Nissim Levis : Mémoires des Juifs Romaniotes de Ioannina

Nissim Levis : Mémoires des Juifs Romaniotes de Ioannina

Notre journaliste Johanna Bonenfant avec Grèce Hebdo s’est rendu à l’exposition temporaire du Musée Juif de Grèce, l’occasion de revenir sur la diaspora Juive de Grèce, du début de sa formation à nos jours.

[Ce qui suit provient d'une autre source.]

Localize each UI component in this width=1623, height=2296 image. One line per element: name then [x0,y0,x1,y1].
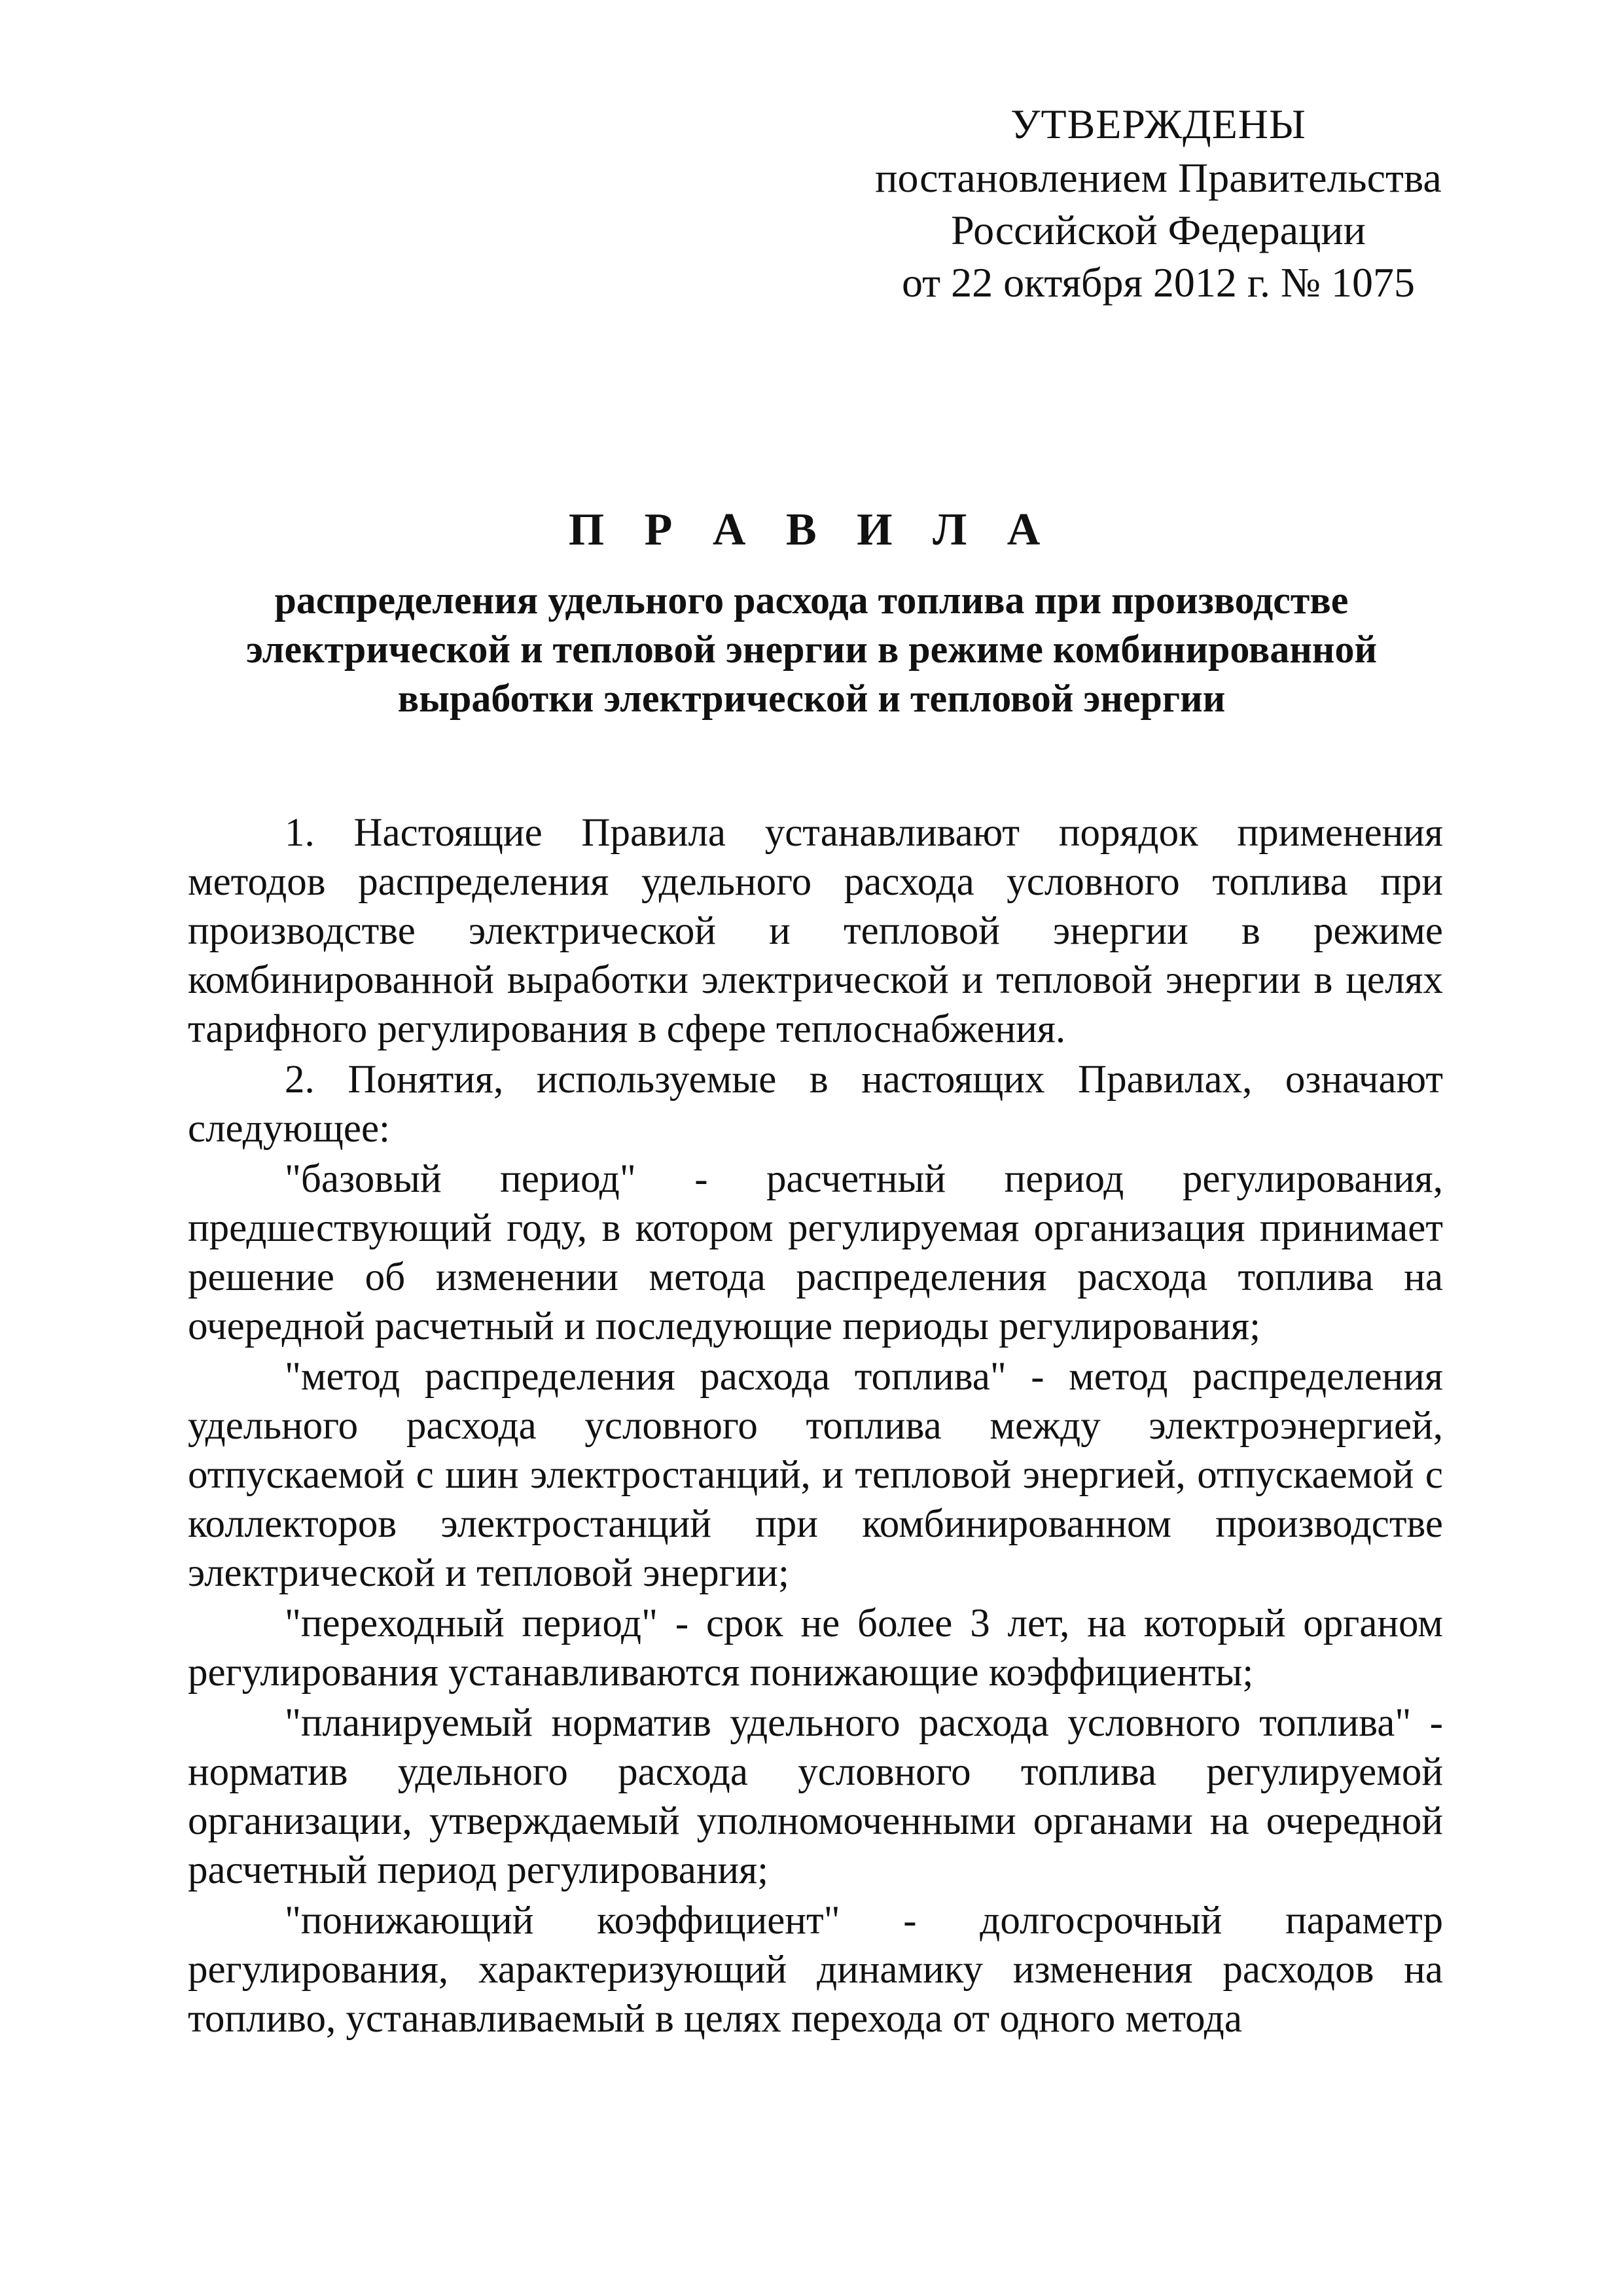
document-body [188,808,1443,2045]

Le Musée Juif de Grèce nous fait découvrir, depuis le 22 janvier et jusqu’au 5 octobre 2018, une exposition sur les photographies de Nissim Levis, un médecin Juif grec qui a contribué à la mémoire des Juifs Romaniotes, notamment dans sa ville d’origine, Ioannina.

Depuis sa fondation en 1977, le Musée Juif (basé à Athènes) a l’ambition de représenter l’histoire et l’identité juive en Grèce. Son bâtiment néoclassique se compose ainsi de divers étages, dont une galerie d’art, une librairie, un laboratoire de collections, et surtout une exposition permanente de plus de 8000 pièces de collection. Des reliques et objets personnels – allant des manuscrits, aux médailles, journaux et costumes – illustrent ce qu’ont pu vivre les Juifs grecs de l’antiquité à nos jours.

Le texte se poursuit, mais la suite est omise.